In 1970s, when I started my career in rheumatology, the clinical trials sparking interest involved thoracic duct drainage, total lymph node irradiation, and plasmapharesis. Despite the extreme nature of these interventions, their efficacy was, in fact, limited. Coupled with emerging data that RA had a mortality rivaling that of certain malignancies, rheumatologists seemed poised for an even more aggressive treatment assault. The analogy with cancer treatment seemed strong as rheumatologists ventured to the use of high dose chemotherapy, broad-spectrum anti-lymphocyte antibodies, and other radical techniques to extirpate pathogenic T cells that were thought to drive the RA fire.
Knowing what havoc cancer treatment can wreak, it seemed inevitable that these approaches would have serious side effects and that more effective therapy would carry the same risk for harm that chemotherapy has in oncology. As an oncologist once told me when I fretted about the scorching toxicity of drugs for leukemia, “You can’t cure cancer with chicken soup.” It seemed that the same would be true for RA.

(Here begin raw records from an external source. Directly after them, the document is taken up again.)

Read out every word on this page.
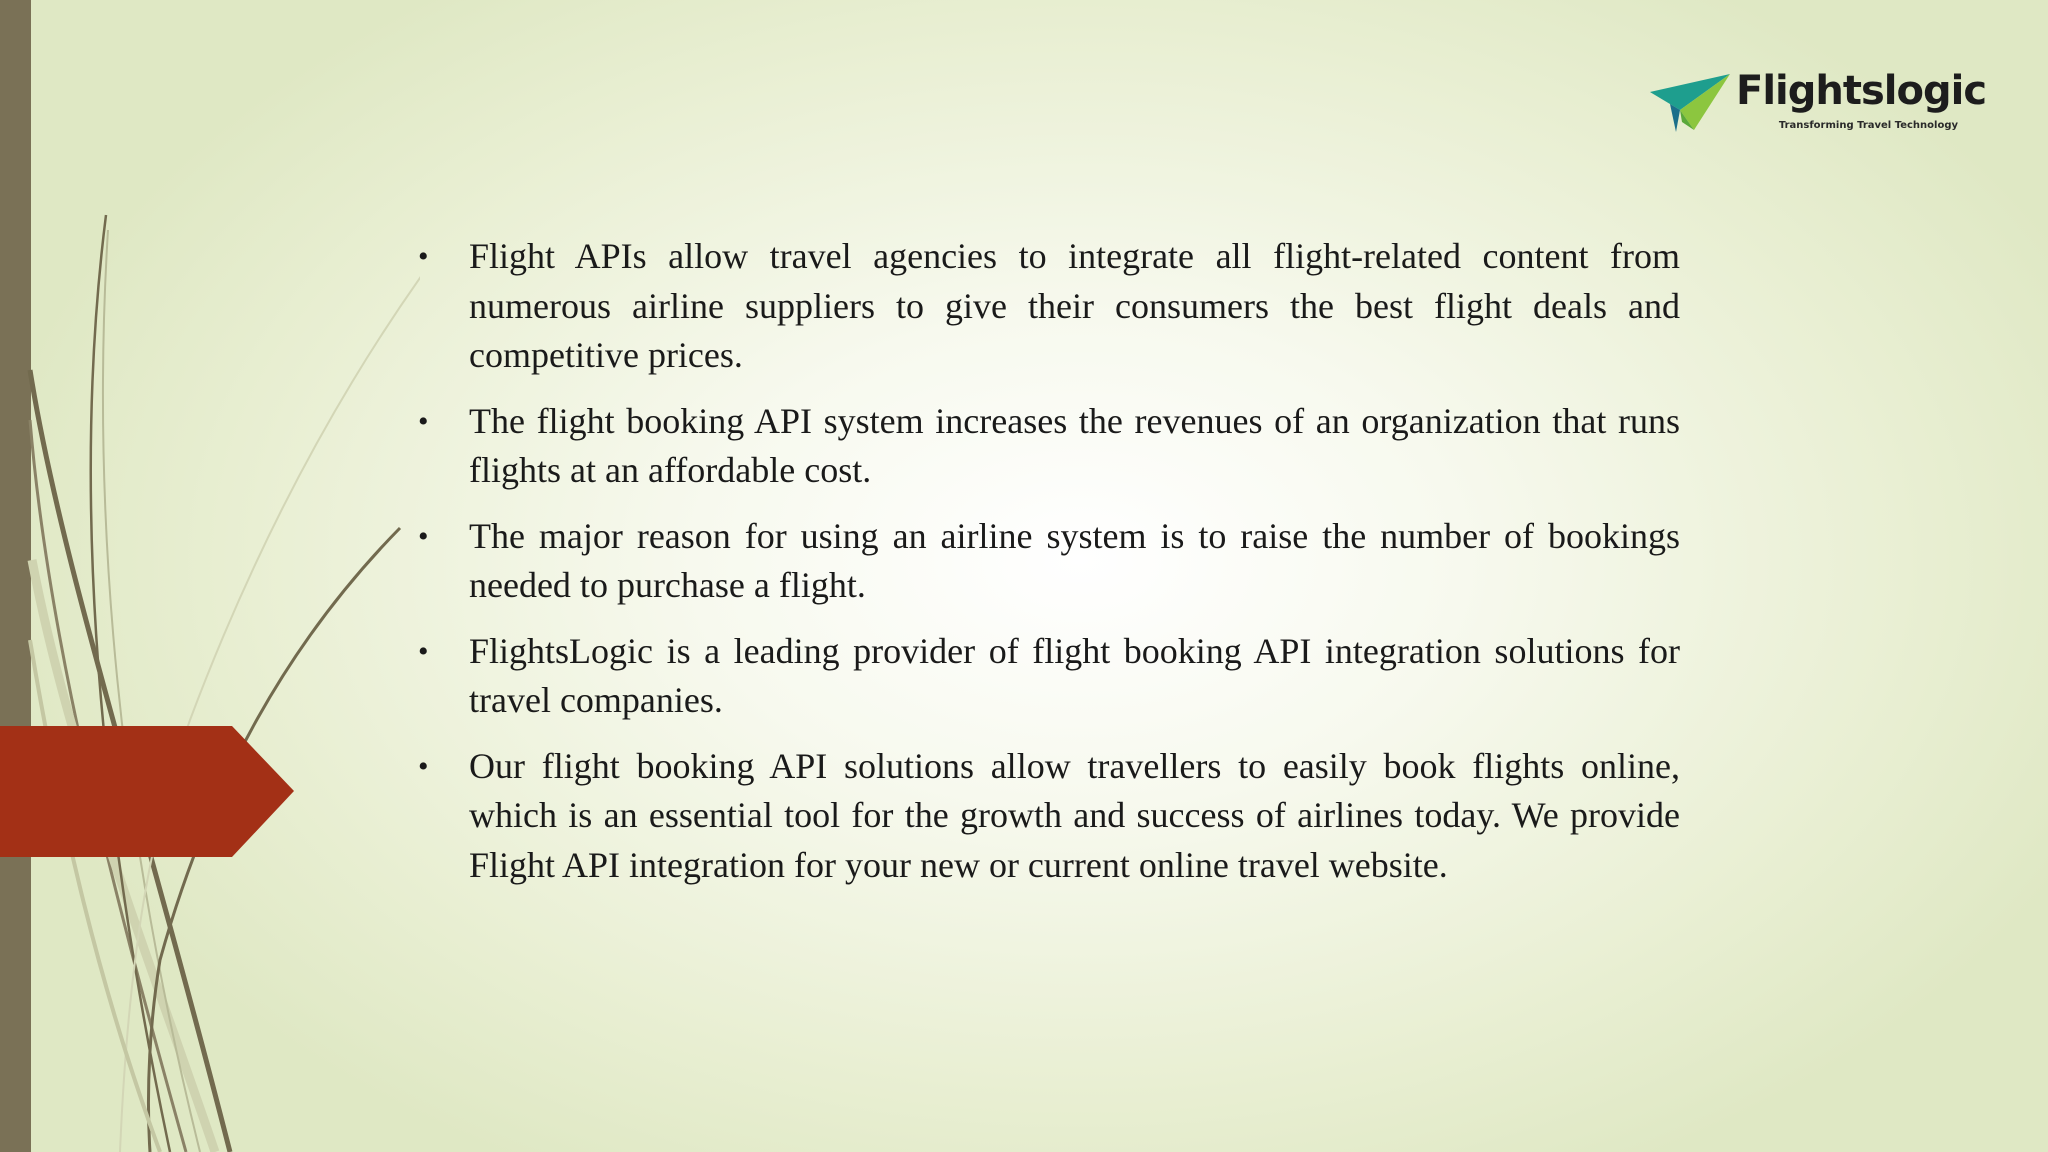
Flightslogic
Transforming Travel Technology
• Flight APIs allow travel agencies to integrate all flight-related content from numerous airline suppliers to give their consumers the best flight deals and competitive prices.
• The flight booking API system increases the revenues of an organization that runs flights at an affordable cost.
• The major reason for using an airline system is to raise the number of bookings needed to purchase a flight.
• FlightsLogic is a leading provider of flight booking API integration solutions for travel companies.
• Our flight booking API solutions allow travellers to easily book flights online, which is an essential tool for the growth and success of airlines today. We provide Flight API integration for your new or current online travel website.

As a young investigator, I submitted a proposal to the NIH to assess patient acceptance of risk for new RA treatments by performing a standard gamble experiment. Basically, in this proposal, we would ask patients about the chance of death they would accept to get rid of their arthritis. Our question would be phrased as follows. “There is a treatment that can cure your arthritis but it could kill you. What chance of death from this treatment would you accept to be cured?” The other part of the research was to determine the demographic features and other factors (e.g, disease duration or severity) that would influence a patient’s decision.
At that point in history, I estimated that patients with RA would be willing to take less than a 5% chance of death to get cured. Other members of my division gave similar numbers, but the member of our faculty who was then recruiting patients for clinical trials for new RA treatments put the number five times higher. He was right. Indeed, his opinion was in accord with the existing literature indicating that RA patients would accept a 30% chance of dying to get rid of their disease. We never got funded for this grant (What else is new?) so I cannot verify these numbers, but I remain impressed by how bad RA must have been to make patients so desperate for relief.
RA Today: A Different Outlook
Fast-forward thirty years to Paris in 2008. Mission impossible has become mission possible with agents that are well tolerated, easy to administer, and seemingly quite safe, given their efficacy. Indeed, current therapy can lead to remissions rates, stringently defined, of over 50%, and combination therapy can literally stop erosion. Furthermore, as studies presented at EULAR demonstrated, disease modifying antirheumatic drug (DMARD) therapy can prevent the emergence of RA in patients with early signs of synovitis and that, in patients in remission, cessation of DMARDs may be possible.